While recalling that Nok archeological sites became victims of unprecedented looting in the 19990s when some of the sculptures were illegally exported to Europe and the United States, Usman explained “The need to embark on scientific studies became very urgent in the face of this threat. As a result, the commission entered into a partnership with the Institute for African Archaeology and Archaeo-botany of the Goethe University, Frankfurt am Main in 2005. The joint archeological research is operated under the rules and guidance of the National Commission for Museums and Monuments.”

According to the DG, when he assumed office in 2009, he embarked on some operational reviews, which centred on legal and administrative framework, community involvement and capacity building. Earlier in the year, the age-long partnership between the National Commission for Museums and Monuments (NCMM) and the Goethe University, Frankfurt, Germany on the archaeological project on Nok culture was threatened owing to fresh allegations of ‘illegal large-scale looting’ of terracotta by German researchers.

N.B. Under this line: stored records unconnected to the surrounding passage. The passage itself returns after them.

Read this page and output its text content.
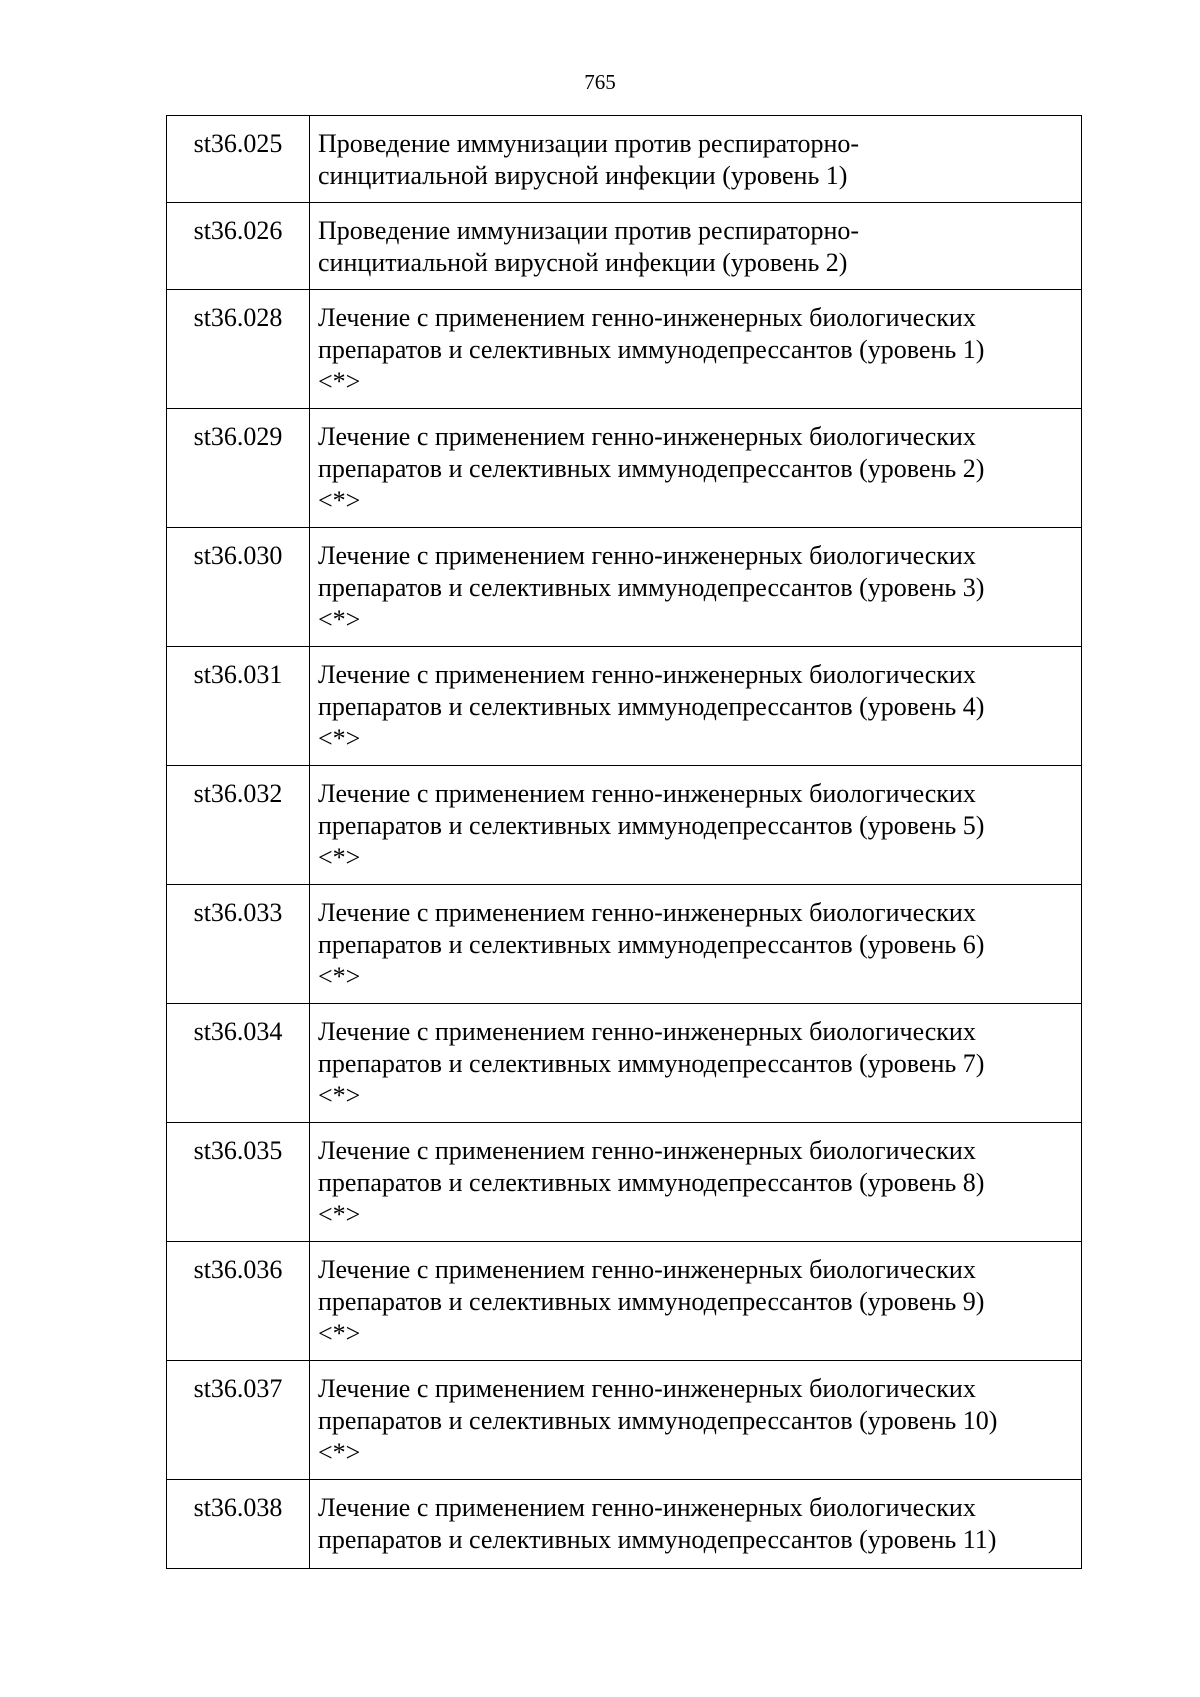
765
st36.025	Проведение иммунизации против респираторно-
синцитиальной вирусной инфекции (уровень 1)

st36.026	Проведение иммунизации против респираторно-
синцитиальной вирусной инфекции (уровень 2)

st36.028	Лечение с применением генно-инженерных биологических
препаратов и селективных иммунодепрессантов (уровень 1)
<*>

st36.029	Лечение с применением генно-инженерных биологических
препаратов и селективных иммунодепрессантов (уровень 2)
<*>

st36.030	Лечение с применением генно-инженерных биологических
препаратов и селективных иммунодепрессантов (уровень 3)
<*>

st36.031	Лечение с применением генно-инженерных биологических
препаратов и селективных иммунодепрессантов (уровень 4)
<*>

st36.032	Лечение с применением генно-инженерных биологических
препаратов и селективных иммунодепрессантов (уровень 5)
<*>

st36.033	Лечение с применением генно-инженерных биологических
препаратов и селективных иммунодепрессантов (уровень 6)
<*>

st36.034	Лечение с применением генно-инженерных биологических
препаратов и селективных иммунодепрессантов (уровень 7)
<*>

st36.035	Лечение с применением генно-инженерных биологических
препаратов и селективных иммунодепрессантов (уровень 8)
<*>

st36.036	Лечение с применением генно-инженерных биологических
препаратов и селективных иммунодепрессантов (уровень 9)
<*>

st36.037	Лечение с применением генно-инженерных биологических
препаратов и селективных иммунодепрессантов (уровень 10)
<*>

st36.038	Лечение с применением генно-инженерных биологических
препаратов и селективных иммунодепрессантов (уровень 11)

The president of the Archaeological Association of Nigeria (AAN), Dr. Zacharys Anger Gundu of the Ahmadu Bello University, Zaria, had accused German researchers (the Professor Peter Breunig-led team) of promoting ‘unethical archaeological practices in the Nok Valley in the name of ‘scientific’ archaeology. He alleged further that officials of the NCMM connived with the foreigners to perpetrate the ‘looting’. According to Gundu, the visiting German archaeologists merely posed as researchers but are involved in the large-scale looting and illicit digging in places such as Kwatarkashi, Ife and other parts of Nok valley in Kaduna State.

In view of this, Gundu called for a review of the Memorandum of Understanding (MoU) with a view to addressing certain contentious issues. He condemned the alleged exclusion of Nigerian universities and archaeologists in the project implementation, just as he argued that the income generated during the exhibitions should be ploughed back to the community, while there should be transparency and in the return of the objects.

But Mallam Yusuf Abdallah Usman, on his part denied the commission’s involvement in any ‘unauthorised excavation’ of artifacts. He hinted that the NCMM, since 2005, has been in partnership with the Institute for African Archaeology and Archaeo-botany of the Goethe University, Frankfurt am Main, Germany, adding that the German researchers are in the country with the objective of conducting research and enriching findings on Nok Culture generally.